**Assignment 9: Pedal Triangles**

**Jason P. Pickhardt**

__Problem:__

The following questions were explored about pedal triangles:

1. What if pedal point P is the centroid of triangle ABC?

2. What if . . . P is the incenter . . . ?

3. What if . . . P is the Orthocenter . . . ? Even if outside ABC?

4. What if . . . P is the Circumcenter . . . ? Even if outside ABC?

5. What if P is on a side of the triangle?

6. What if P is one of the vertices of triangle ABC?

__Exploration:__

To answer the first four questions, it is best to use Geometer’s Sketch Pad. The associated constructions and discussions can be found here.

When exploring question 5, we find that there are a multitude of pedal point possibilities along the sides of a triangle. Consider triangle ABC shown below in dark blue. We can construct pedal point P on segment AB. When we construct lines perpendicular to each side and point P (by definition of a pedal triangle) we realize that point P is also a vertex R or pedal triangle RST shown below.

In GSP it is possible to vary point P,R along segment AB to construct many pedal triangles. These triangles are not of immediate interest to us, however when Point P,R varies to either vertex A or vertex B we do have something of interest.

The lines in red emanating from vertex A and B to the side of the triangle opposite them respectively are known as Simson Lines. A Simson Line is one where the vertices of a triangle are collinear and thus creating what is known as a degenerate triangle. We can see that this is true whenever we have a pedal point on a side of a triangle that varies to the any vertex of that triangle. Plotting pedal points P’ and P’’ we create pedal triangles P’R’T’ and P’’R’’T’’ shown below. Dragging these points to the vertices of their respective segments gives us the Simson Lines associated with the pedal points shown below.

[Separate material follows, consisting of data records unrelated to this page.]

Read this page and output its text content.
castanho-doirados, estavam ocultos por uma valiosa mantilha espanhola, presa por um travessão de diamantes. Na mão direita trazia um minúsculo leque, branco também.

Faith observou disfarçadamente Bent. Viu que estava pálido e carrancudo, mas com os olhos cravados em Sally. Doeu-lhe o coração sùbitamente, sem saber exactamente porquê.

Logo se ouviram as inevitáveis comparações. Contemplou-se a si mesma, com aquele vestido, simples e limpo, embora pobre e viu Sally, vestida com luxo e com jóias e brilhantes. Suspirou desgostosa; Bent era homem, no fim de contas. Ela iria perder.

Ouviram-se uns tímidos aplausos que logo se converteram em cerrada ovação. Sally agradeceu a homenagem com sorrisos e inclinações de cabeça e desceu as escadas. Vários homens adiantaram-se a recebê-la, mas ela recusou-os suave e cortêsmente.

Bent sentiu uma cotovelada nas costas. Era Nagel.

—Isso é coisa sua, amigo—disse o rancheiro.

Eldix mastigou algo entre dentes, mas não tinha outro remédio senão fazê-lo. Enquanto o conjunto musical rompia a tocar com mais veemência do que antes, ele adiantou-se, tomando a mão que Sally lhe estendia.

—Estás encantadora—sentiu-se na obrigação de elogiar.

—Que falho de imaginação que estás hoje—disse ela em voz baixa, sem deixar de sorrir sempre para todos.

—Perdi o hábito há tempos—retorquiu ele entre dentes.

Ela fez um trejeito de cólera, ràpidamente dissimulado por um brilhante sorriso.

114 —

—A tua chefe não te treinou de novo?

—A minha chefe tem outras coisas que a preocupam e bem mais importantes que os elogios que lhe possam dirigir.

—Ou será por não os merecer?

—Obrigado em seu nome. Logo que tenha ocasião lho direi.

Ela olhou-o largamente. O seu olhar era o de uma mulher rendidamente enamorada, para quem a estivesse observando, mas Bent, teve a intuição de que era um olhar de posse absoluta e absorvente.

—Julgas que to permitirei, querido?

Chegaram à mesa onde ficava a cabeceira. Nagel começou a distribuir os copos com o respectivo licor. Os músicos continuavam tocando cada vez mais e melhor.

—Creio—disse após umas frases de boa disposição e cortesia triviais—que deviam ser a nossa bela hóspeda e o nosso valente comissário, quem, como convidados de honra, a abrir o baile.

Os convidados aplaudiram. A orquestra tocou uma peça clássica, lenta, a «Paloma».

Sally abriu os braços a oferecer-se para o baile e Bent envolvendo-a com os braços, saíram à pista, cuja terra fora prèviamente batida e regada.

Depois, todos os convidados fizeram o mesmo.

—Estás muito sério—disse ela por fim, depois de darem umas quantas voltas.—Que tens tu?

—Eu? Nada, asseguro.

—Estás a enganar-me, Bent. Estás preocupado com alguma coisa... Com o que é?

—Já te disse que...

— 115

Notice that we some similarities between the triangles having Simson Lines. The Simson Lines formed by pedal triangle RST and R’’S’’T’’ both at vertex A form the same Simson Line. This is that same for RST and R’S’T’ at vertex B and R’S’T’ and R’’S’’T’’ at vertex C. To see the pedal points vary in GSP click here and use the animation buttons to see the pedal triangles become Simson Lines.

__Conclusion: __

Through the pedal triangle constructions attached and those previously discussed we can see how triangles can be related. In the discussions on the GSP file we brought up such triangles as the medial triangle and the orthic triangle. These constructions are related to the centers of triangles and this was seen through our exploration.